ISLAMABAD: Pakistan on Wednesday highlighted a global policy blindspot at the United Nations Security Council that was allowing right-wing and fascist movements to fuel extremist violence without attracting the same level of scrutiny as Muslim groups, despite posing serious threats in various parts of the world.
In remarks at a high-level Security Council briefing on threats to international peace, Pakistan’s UN envoy Asim Iftikhar Ahmad said his country had suffered deeply from militancy and condemned terrorism in all its forms. However, he urged the international community to revisit the global counterterrorism discourse, calling for a uniform application of the term “terrorism.”
“There has been a surge in the emergence of right-wing, extremist and fascist movements in several countries and regions of the world leading to terrorist violence,” he told the Council. “Yet, we see a strong inclination to see acts by non-Muslims not as terrorism, but often described just as violent crime.”
“It is not understandable, and is indeed unacceptable, that every name on the Security Council’s terrorism lists is Muslim, while terrorists and violent extremists elsewhere escape scrutiny,” he said. “There is no non-Muslim in the lists. This must change.”
Ahmad pointed out this approach ran counter to the UN’s own position that terrorism should not be associated with any religion, nationality, civilization or ethnic group.
The Pakistani envoy also reiterated his country’s concern over the challenge of militant violence emanating from Afghanistan, calling it “the single most potent threat” to the region and the world.
He cited the Tehreek-e-Taliban Pakistan (TTP) as the largest UN-designated militant outfit operating from Afghan soil, with nearly 6,000 fighters posing a direct threat to Pakistan’s national security.
“With safe havens close to our borders, it directly threatens our national security,” Ahmad continued, adding there was “credible evidence of collaboration” between the TTP and the separatist Balochistan Liberation Army (BLA) and Majeed Brigade.
These groups, he noted, had jointly targeted Pakistan’s strategic infrastructure, economic projects and civilians.

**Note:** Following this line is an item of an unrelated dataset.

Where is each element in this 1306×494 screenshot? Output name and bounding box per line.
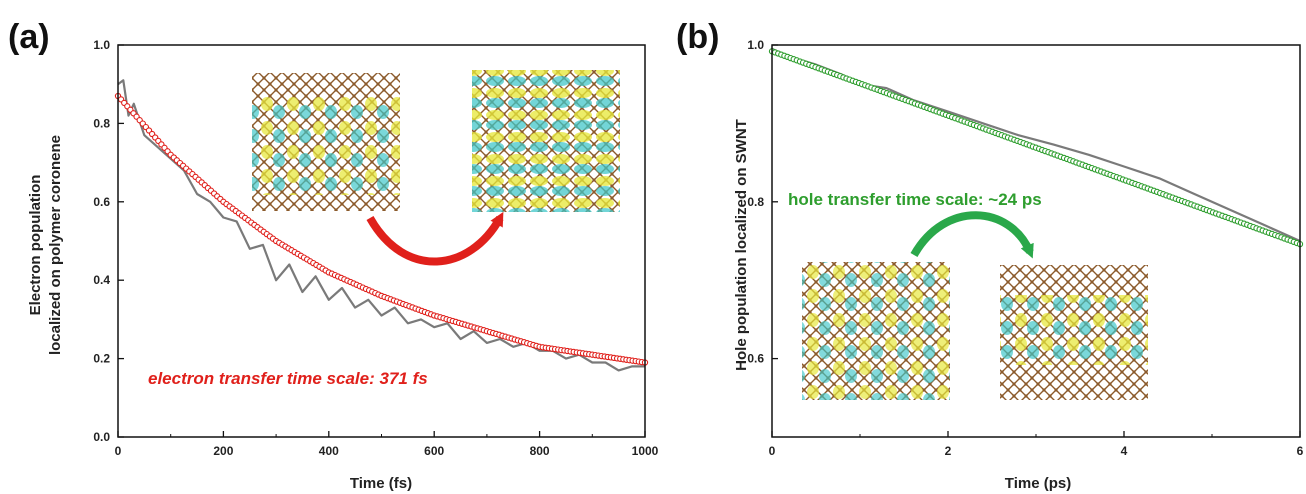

He recounted recent attacks including the hijacking of a passenger train in Balochistan earlier this year in March and a school bus attack in Khuzdar in May that left 10 people dead, eight of them children, pointing out that these acts were carried out by the same groups.
Ahmad accused Pakistan’s “principal adversary in the region” of sponsoring militant violence on its soil without naming India, saying it was also carrying out “extra-territorial assassinations that have gone global.”
He also condemned a cross-border strike by New Delhi in May that killed 54 Pakistani civilians, including 15 children, and led to an intense four-day war between the two nuclear-armed neighbors.